By Travis Gettys
Enquirer contributor
NEWPORT - A man accused of a hate crime pleaded not guilty Thursday to one count of first-degree assault after authorities said he seriously injured another man.
The attorney for Steven Ard, 38, of Newport, said his client acted in self defense when he struck Matthew Ashcraft, 19, in the back of the head with an aluminum baseball bat.
Ashcraft suffered a fractured skull, a blood clot, cranial bleeding and hearing damage in the June 26 incident, which police have called a hate crime.
Under Kentucky law, crimes motivated by bias - including race, gender, religion and sexual orientation - do not carry an additional penalty, but judges may remove the possibility of parole.

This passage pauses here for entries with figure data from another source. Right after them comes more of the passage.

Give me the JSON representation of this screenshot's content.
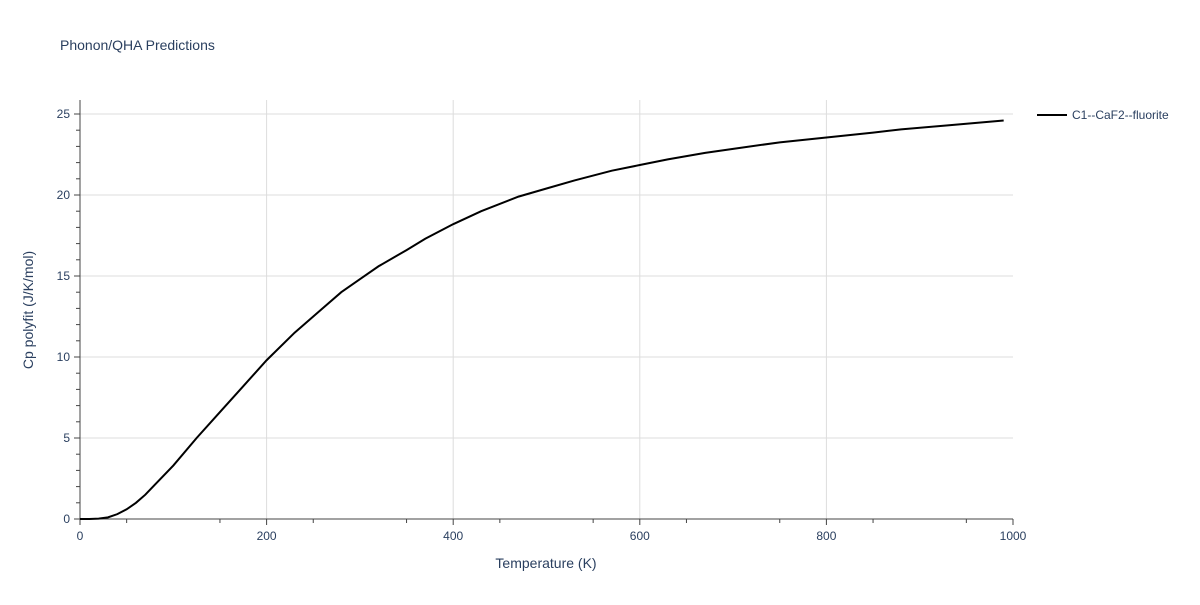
{
  "chart_data": {
    "type": "line",
    "title": "Phonon/QHA Predictions",
    "xlabel": "Temperature (K)",
    "ylabel": "Cp polyfit (J/K/mol)",
    "xlim": [
      0,
      1000
    ],
    "ylim": [
      0,
      26
    ],
    "xticks": [
      0,
      200,
      400,
      600,
      800,
      1000
    ],
    "yticks": [
      0,
      5,
      10,
      15,
      20,
      25
    ],
    "grid": true,
    "legend_position": "top-right",
    "series": [
      {
        "name": "C1--CaF2--fluorite",
        "color": "#000000",
        "x": [
          0,
          10,
          20,
          30,
          40,
          50,
          60,
          70,
          80,
          100,
          125,
          150,
          175,
          200,
          230,
          260,
          280,
          300,
          320,
          350,
          370,
          400,
          430,
          470,
          500,
          530,
          570,
          600,
          630,
          670,
          700,
          750,
          800,
          850,
          880,
          930,
          990
        ],
        "y": [
          0,
          0,
          0.02,
          0.1,
          0.3,
          0.6,
          1.0,
          1.5,
          2.1,
          3.3,
          5.0,
          6.6,
          8.2,
          9.8,
          11.5,
          13.0,
          14.0,
          14.8,
          15.6,
          16.6,
          17.3,
          18.2,
          19.0,
          19.9,
          20.4,
          20.9,
          21.5,
          21.85,
          22.2,
          22.6,
          22.85,
          23.25,
          23.55,
          23.85,
          24.05,
          24.3,
          24.6
        ]
      }
    ]
  }
}
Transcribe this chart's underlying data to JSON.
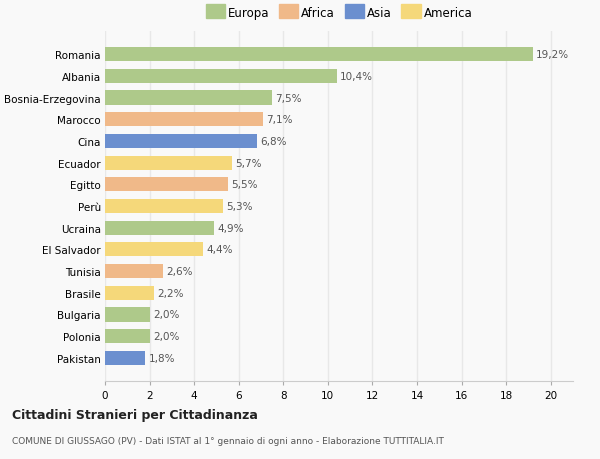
{
  "countries": [
    "Romania",
    "Albania",
    "Bosnia-Erzegovina",
    "Marocco",
    "Cina",
    "Ecuador",
    "Egitto",
    "Perù",
    "Ucraina",
    "El Salvador",
    "Tunisia",
    "Brasile",
    "Bulgaria",
    "Polonia",
    "Pakistan"
  ],
  "values": [
    19.2,
    10.4,
    7.5,
    7.1,
    6.8,
    5.7,
    5.5,
    5.3,
    4.9,
    4.4,
    2.6,
    2.2,
    2.0,
    2.0,
    1.8
  ],
  "labels": [
    "19,2%",
    "10,4%",
    "7,5%",
    "7,1%",
    "6,8%",
    "5,7%",
    "5,5%",
    "5,3%",
    "4,9%",
    "4,4%",
    "2,6%",
    "2,2%",
    "2,0%",
    "2,0%",
    "1,8%"
  ],
  "colors": [
    "#aec98a",
    "#aec98a",
    "#aec98a",
    "#f0b989",
    "#6b8fcf",
    "#f5d87a",
    "#f0b989",
    "#f5d87a",
    "#aec98a",
    "#f5d87a",
    "#f0b989",
    "#f5d87a",
    "#aec98a",
    "#aec98a",
    "#6b8fcf"
  ],
  "legend": {
    "Europa": "#aec98a",
    "Africa": "#f0b989",
    "Asia": "#6b8fcf",
    "America": "#f5d87a"
  },
  "title1": "Cittadini Stranieri per Cittadinanza",
  "title2": "COMUNE DI GIUSSAGO (PV) - Dati ISTAT al 1° gennaio di ogni anno - Elaborazione TUTTITALIA.IT",
  "xlim": [
    0,
    21
  ],
  "xticks": [
    0,
    2,
    4,
    6,
    8,
    10,
    12,
    14,
    16,
    18,
    20
  ],
  "background_color": "#f9f9f9",
  "grid_color": "#e8e8e8",
  "bar_height": 0.65
}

Witnesses say Ard, who had been drinking at Taylor's Landing Tavern, shouted homosexual slurs at a man leaving Woolly's On Monmouth, an adjacent bar with many gay patrons. Ashcraft, who is not gay, came to the man's aid after Ard began threatening him, and witnesses told police that Ard retrieved the bat from his home nearby. But Ard's attorney, F. Dennis Alerding, says his client was outnumbered and chased home and used the bat only to defend himself.
Campbell County Circuit Court Judge Leonard Kopowski set a pre-trial hearing Sept. 17 for Ard, who is free on bond.